Calculating that much of China’s opposition to Indian membership is driven by its desire not to anger its ally Pakistan, India is not raking up the proliferation record of its neighbour. Thus Swaraj on Sunday said India, as a non-NSG member, doesn’t have any view on new members joining the grouping if they have the right “credentials”.
This more or less echoes the position India took in 2008 when it was seeking an exemption from NSG sanctions. Its calculation then, as it is now, was that Pakistan’s nuclear proliferation was so appalling that Islamabad would find no takers among the other NSG members, other than its allies China and Turkey.
The Modi government, nonetheless, has surprised many by going full out for NSG membership though success is not guaranteed. The prime minister believes India has reached a point in its development that it should no longer fear foreign policy failure.

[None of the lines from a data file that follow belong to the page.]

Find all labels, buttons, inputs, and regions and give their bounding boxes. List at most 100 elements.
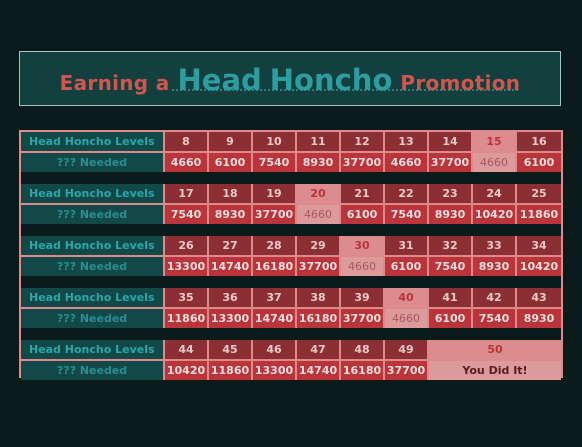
block-separator (21, 276, 561, 288)
level-cell: 45 (209, 340, 253, 359)
level-cell: 35 (165, 288, 209, 307)
needed-row: ??? Needed 10420 11860 13300 14740 16180 37700… (21, 361, 561, 380)
levels-row-label: Head Honcho Levels (21, 340, 165, 359)
needed-amount-cell: 6100 (385, 257, 429, 276)
needed-amount-cell: 10420 (517, 257, 561, 276)
level-cell: 14 (429, 132, 473, 151)
level-cell: 26 (165, 236, 209, 255)
level-cell: 18 (209, 184, 253, 203)
completion-message: You Did It! (429, 361, 561, 380)
level-cell: 28 (253, 236, 297, 255)
level-cell: 11 (297, 132, 341, 151)
level-cell: 8 (165, 132, 209, 151)
needed-amount-cell: 4660 (385, 309, 429, 328)
needed-amount-cell: 7540 (429, 257, 473, 276)
needed-row: ??? Needed 13300 14740 16180 37700 4660 6100 75… (21, 257, 561, 276)
needed-amount-cell: 6100 (429, 309, 473, 328)
needed-amount-cell: 14740 (297, 361, 341, 380)
levels-row: Head Honcho Levels 44 45 46 47 48 49 50 (21, 340, 561, 359)
level-cell: 44 (165, 340, 209, 359)
needed-amount-cell: 8930 (297, 153, 341, 172)
level-cell: 13 (385, 132, 429, 151)
levels-row: Head Honcho Levels 26 27 28 29 30 31 32 33 34 (21, 236, 561, 255)
needed-amount-cell: 37700 (429, 153, 473, 172)
levels-row-label: Head Honcho Levels (21, 288, 165, 307)
level-cell: 38 (297, 288, 341, 307)
needed-amount-cell: 16180 (253, 257, 297, 276)
level-cell: 31 (385, 236, 429, 255)
level-cell: 36 (209, 288, 253, 307)
needed-amount-cell: 4660 (341, 257, 385, 276)
banner-word-honcho: Honcho (269, 63, 393, 97)
final-level-cell: 50 (429, 340, 561, 359)
levels-row: Head Honcho Levels 17 18 19 20 21 22 23 24 25 (21, 184, 561, 203)
banner-dotted-line (172, 86, 518, 91)
needed-amount-cell: 10420 (473, 205, 517, 224)
needed-amount-cell: 8930 (473, 257, 517, 276)
level-cell: 27 (209, 236, 253, 255)
needed-amount-cell: 14740 (209, 257, 253, 276)
level-cell: 10 (253, 132, 297, 151)
levels-row-label: Head Honcho Levels (21, 184, 165, 203)
level-cell: 20 (297, 184, 341, 203)
block-separator (21, 172, 561, 184)
level-cell: 16 (517, 132, 561, 151)
needed-amount-cell: 7540 (385, 205, 429, 224)
needed-amount-cell: 37700 (341, 309, 385, 328)
needed-amount-cell: 4660 (165, 153, 209, 172)
level-cell: 25 (517, 184, 561, 203)
level-cell: 41 (429, 288, 473, 307)
needed-row-label: ??? Needed (21, 153, 165, 172)
level-cell: 30 (341, 236, 385, 255)
level-cell: 48 (341, 340, 385, 359)
needed-amount-cell: 7540 (473, 309, 517, 328)
needed-amount-cell: 16180 (297, 309, 341, 328)
banner-word-head: Head (177, 63, 262, 97)
needed-amount-cell: 8930 (517, 309, 561, 328)
level-cell: 24 (473, 184, 517, 203)
level-cell: 15 (473, 132, 517, 151)
level-cell: 47 (297, 340, 341, 359)
level-cell: 39 (341, 288, 385, 307)
needed-row-label: ??? Needed (21, 309, 165, 328)
level-cell: 17 (165, 184, 209, 203)
level-cell: 29 (297, 236, 341, 255)
level-cell: 46 (253, 340, 297, 359)
needed-amount-cell: 37700 (297, 257, 341, 276)
levels-row: Head Honcho Levels 8 9 10 11 12 13 14 15 16 (21, 132, 561, 151)
needed-amount-cell: 8930 (209, 205, 253, 224)
levels-table: Head Honcho Levels 8 9 10 11 12 13 14 15 16??? Ne… (19, 130, 563, 380)
needed-amount-cell: 11860 (517, 205, 561, 224)
banner-word-promotion: Promotion (400, 71, 521, 95)
banner-word-earning: Earning a (59, 71, 170, 95)
block-separator (21, 328, 561, 340)
level-cell: 37 (253, 288, 297, 307)
needed-amount-cell: 14740 (253, 309, 297, 328)
level-cell: 21 (341, 184, 385, 203)
needed-amount-cell: 4660 (297, 205, 341, 224)
level-cell: 49 (385, 340, 429, 359)
title-banner: Earning a Head Honcho Promotion (19, 51, 561, 106)
needed-amount-cell: 11860 (209, 361, 253, 380)
block-separator (21, 224, 561, 236)
needed-amount-cell: 13300 (253, 361, 297, 380)
needed-amount-cell: 37700 (341, 153, 385, 172)
needed-row: ??? Needed 11860 13300 14740 16180 37700 4660 6… (21, 309, 561, 328)
levels-row: Head Honcho Levels 35 36 37 38 39 40 41 42 43 (21, 288, 561, 307)
level-cell: 34 (517, 236, 561, 255)
needed-amount-cell: 13300 (209, 309, 253, 328)
needed-amount-cell: 10420 (165, 361, 209, 380)
needed-row: ??? Needed 4660 6100 7540 8930 37700 4660 37700… (21, 153, 561, 172)
level-cell: 9 (209, 132, 253, 151)
level-cell: 12 (341, 132, 385, 151)
needed-amount-cell: 7540 (165, 205, 209, 224)
needed-amount-cell: 37700 (385, 361, 429, 380)
level-cell: 33 (473, 236, 517, 255)
needed-amount-cell: 37700 (253, 205, 297, 224)
level-cell: 23 (429, 184, 473, 203)
needed-amount-cell: 4660 (385, 153, 429, 172)
needed-amount-cell: 4660 (473, 153, 517, 172)
needed-amount-cell: 8930 (429, 205, 473, 224)
needed-amount-cell: 7540 (253, 153, 297, 172)
level-cell: 40 (385, 288, 429, 307)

If India sees an opportunity, New Delhi should be prepared to seize it even if there are risks involved.
NSG membership has always been an Indian policy goal as its current exemption runs a risk of being overturned if China or another unfriendly regime comes to dominate the NSG. It would also help allay concerns of overseas buyers if India is to become an exporter of reactors and nuclear components, a Modi goal that parallels similar plans by his predecessor Manmohan Singh.
The decision to push for NSG membership this year came about when President Barack Obama agreed to work the phones on behalf of India. At the very least, this would “lock down” US support for Indian membership with a Hillary Clinton presidency.
In the case of a Donald Trump presidency, New Delhi has no idea what to expect on NSG membership, in which case making a push under Obama made even more sense.
Obama’s support helped make India’s entry into the Missile Technology Control Regime painless, even though it was a technology regime long seen as beyond India’s reach. That alone is being seen in official circles as an accomplishment that has made the present policy drive worth doing.
NSG is the larger prize but one that will be a greater test of Indian diplomatic mettle and one that may not be held to just 2016.